The FBI issued its first edition of investigative manual in January 1978 and has updated it frequently since then'most recently in November.

But the bureau has not brought up IT security to current standards in either of the two manuals, sources said.

'The FBI was working off an old manual,' said one IT professional who used the investigative manual. Parts of the manual's security sections dated back to 1995, the source said, and those sections were still in use five years later.

'The MIOG was their only approved document for policy,' the IT professional said. 'They have an excellent security staff that is trying to get the bureau updated, but they are so far behind.'

Because FBI officials relied on the two manuals to evaluate and approve changes and upgrades that would have improved VCF's security, the system's security features did not include recently developed technologies.

For instance, Hanssen was able to smuggle some of the most sensitive secrets he stole out of FBI headquarters on electronic media that exploited the extra, unused space in files and on disks. Routine manipulation of the files and disks would not have shown that they contained any data, much less secret data, according to subsequent analyses.

'MIOG was written for their mainframes,' the IT analyst said of the FBI's security guidelines. 'The risks and vulnerabilities have changed, but they have an old-school mentality.'

The FBI's Security Division is developing an updated security manual that will address more current vulnerabilities, an FBI official said.

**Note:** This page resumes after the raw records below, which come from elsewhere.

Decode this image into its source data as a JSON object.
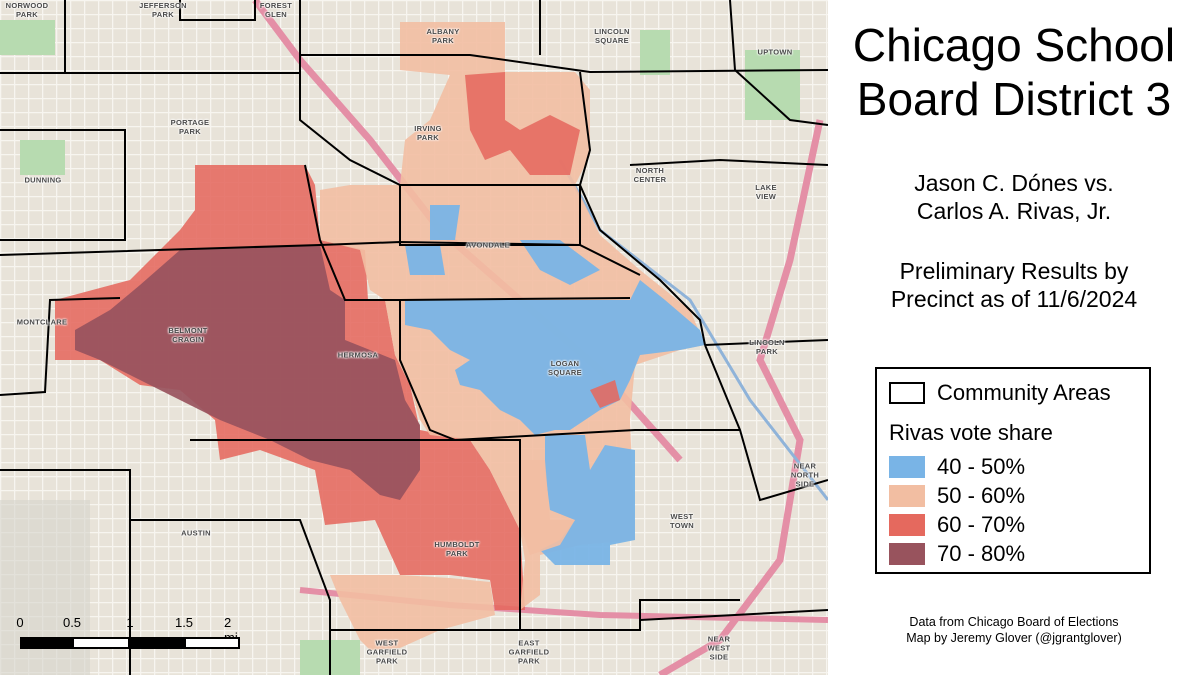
{
  "title_lines": [
    "Chicago School",
    "Board District 3"
  ],
  "subtitle_lines": [
    "Jason C. Dónes vs.",
    "Carlos A. Rivas, Jr."
  ],
  "results_lines": [
    "Preliminary Results by",
    "Precinct as of 11/6/2024"
  ],
  "legend": {
    "community_areas_label": "Community Areas",
    "vote_share_heading": "Rivas vote share",
    "bins": [
      {
        "label": "40 - 50%",
        "color": "#79b4e6"
      },
      {
        "label": "50 - 60%",
        "color": "#f2bea2"
      },
      {
        "label": "60 - 70%",
        "color": "#e5695e"
      },
      {
        "label": "70 - 80%",
        "color": "#98535d"
      }
    ]
  },
  "credits": [
    "Data from Chicago Board of Elections",
    "Map by Jeremy Glover (@jgrantglover)"
  ],
  "scale_bar": {
    "ticks": [
      "0",
      "0.5",
      "1",
      "1.5",
      "2 mi"
    ]
  },
  "community_areas": [
    "NORWOOD\nPARK",
    "JEFFERSON\nPARK",
    "FOREST\nGLEN",
    "ALBANY\nPARK",
    "LINCOLN\nSQUARE",
    "UPTOWN",
    "PORTAGE\nPARK",
    "IRVING\nPARK",
    "NORTH\nCENTER",
    "DUNNING",
    "LAKE\nVIEW",
    "AVONDALE",
    "MONTCLARE",
    "BELMONT\nCRAGIN",
    "HERMOSA",
    "LOGAN\nSQUARE",
    "LINCOLN\nPARK",
    "NEAR\nNORTH\nSIDE",
    "AUSTIN",
    "HUMBOLDT\nPARK",
    "WEST\nTOWN",
    "WEST\nGARFIELD\nPARK",
    "EAST\nGARFIELD\nPARK",
    "NEAR\nWEST\nSIDE"
  ],
  "colors": {
    "map_background": "#e9e5dc",
    "boundary": "#000000",
    "expressway": "#e48fa6",
    "park": "#b7dbb0"
  }
}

Additionally, the bureau's desire to avoid leaks has hobbled its ability to adopt new technology. For example, the FBI recently began using a proprietary hardware search engine from Google Inc. of Mountain View, Calif. Other agencies in the intelligence community adopted the technology more than a year ago.

But FBI officials held up the certification and accreditation of the Google search engine hardware because they were concerned that it would be too effective in ferreting out information that had been improperly entered into the bureau's systems, a bureau IT official said.

'To me, that's a red herring,' another official said.